Consideramos, dentre as diversas formas de contribuição da Psicologia, a importância da compreensão sobre o que sentimos, pensamos e agimos não só enquanto ser individual, mas sim vinculado a uma sociedade, a uma cultura, a uma economia, a uma política. Entendemos que a multiplicidade do fazer psicológico não deve privilegiar uma forma de atuação hegemônica, devendo também considerar a atuação das/os profissionais de psicologia sobre a realidade social, causadora de sofrimento psíquico, tal como o território em que se insere o usuário dos serviços.

Afirmamos, sim, que a psicologia, enquanto ciência e profissão, muito se desenvolveu ao longo da história, propondo diversas formas de cuidado.

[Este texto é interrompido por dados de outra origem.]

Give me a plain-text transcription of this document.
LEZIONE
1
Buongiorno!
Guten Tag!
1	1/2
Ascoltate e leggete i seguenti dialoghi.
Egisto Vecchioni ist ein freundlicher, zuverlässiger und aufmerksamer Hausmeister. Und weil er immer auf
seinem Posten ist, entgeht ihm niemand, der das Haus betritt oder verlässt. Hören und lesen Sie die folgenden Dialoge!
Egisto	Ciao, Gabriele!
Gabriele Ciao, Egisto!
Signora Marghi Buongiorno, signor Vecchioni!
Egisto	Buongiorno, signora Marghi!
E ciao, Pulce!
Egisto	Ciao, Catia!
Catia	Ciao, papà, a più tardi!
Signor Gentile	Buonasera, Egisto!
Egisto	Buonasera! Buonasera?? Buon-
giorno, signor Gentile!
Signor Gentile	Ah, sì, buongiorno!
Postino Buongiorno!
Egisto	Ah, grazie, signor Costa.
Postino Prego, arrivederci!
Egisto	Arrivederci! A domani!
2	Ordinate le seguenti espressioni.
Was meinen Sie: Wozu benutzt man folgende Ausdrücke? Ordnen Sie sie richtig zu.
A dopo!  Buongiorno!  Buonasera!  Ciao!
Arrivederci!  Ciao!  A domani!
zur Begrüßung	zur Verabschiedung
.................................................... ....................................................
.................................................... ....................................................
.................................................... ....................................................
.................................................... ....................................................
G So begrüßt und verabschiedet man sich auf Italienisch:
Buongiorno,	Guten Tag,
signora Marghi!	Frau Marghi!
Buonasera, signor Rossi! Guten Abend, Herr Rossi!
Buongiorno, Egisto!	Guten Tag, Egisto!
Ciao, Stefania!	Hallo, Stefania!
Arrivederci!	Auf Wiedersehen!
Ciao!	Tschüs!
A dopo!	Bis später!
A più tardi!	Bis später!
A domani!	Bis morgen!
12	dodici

Nossa preocupação, como autarquia responsável por garantir a qualidade ética e técnica dos serviços prestados pela categoria à sociedade é que a psicoterapia individual como é apresentada na Campanha, mostra-se a partir de uma perspectiva tradicionalista dessa prática, dissociando individual e social, enquanto em sua grande maioria, as diversas práticas psicológicas já se desenvolveram a ponto de reduzir esse hiato.

Temos datas históricas sobre a saúde mental, alinhadas com as diversas perspectivas de cuidado em saúde tal como o 18 de Maio, Dia da Luta Antimanicomial, assim como o dia 10 de Outubro, Dia Mundial da Saúde Mental. Essas datas representam um importante momento de construção do cuidado em saúde mental da população, que questiona o encarceramento das pessoas em sofrimento psíquico, propõe as diversas formas de cuidado em psicologia alinhada aos direitos humanos.

O CRP SP apoia a psicologia clínica, a psicologia das políticas públicas e o direito da categoria em propor  e realizar campanhas, sempre dentro da ética e dos princípios prezados pela Psicologia. Defendemos a Psicologia que promove uma sociedade mais justa e igualitária, o amplo acesso ao cuidado integral, que não seja restritiva por desconhecimento, nível sócio-econômico, sazonalidade e falta de investimento em políticas públicas e que não se encerre na defesa de si mesma. Reafirmamos ainda o compromisso do CRP SP com a Reforma Psiquiátrica Antimanicomial e com a implementação de seus serviços comunitários como não apenas substitutivos às práticas asilares, mas também enquanto progresso de cuidado para uma atenção à saúde mental mais humanizada e equânime. Nos disponibilizamos a corroborar em prol da transformação da dimensão político cultural na sociedade, buscando a compreensão do fenômeno da loucura enquanto parte da condição humana e que, portanto, compõe o paradigma existência – sofrimento.

Reiteramos como positivas aquelas iniciativas de organização de campanhas e manifestações de nossa categoria, desde que consonantes à ética profissional e à cultura de defesa e promoção de direitos humanos. Que numa próxima vez, caso a campanha venha a se repetir, o comitê responsável pela organização considere a possibilidade de convidar o CRP SP para participar do planejamento. O Conselho Regional de Psicologia da 6ª Região – CRP SP, segue aberto ao diálogo e ao empenho de esforços que – a partir da Psicologia, ciência e profissão – redundem na construção de uma sociedade justa, digna e solidária.

Que todos nós possamos considerar  cada vez mais as diversas formas de cuidado em psicologia e que avancemos para práticas cada vez mais entrelaçadas entre o individual e o social, reafirmando cotidianamente o compromisso social e histórico da psicologia!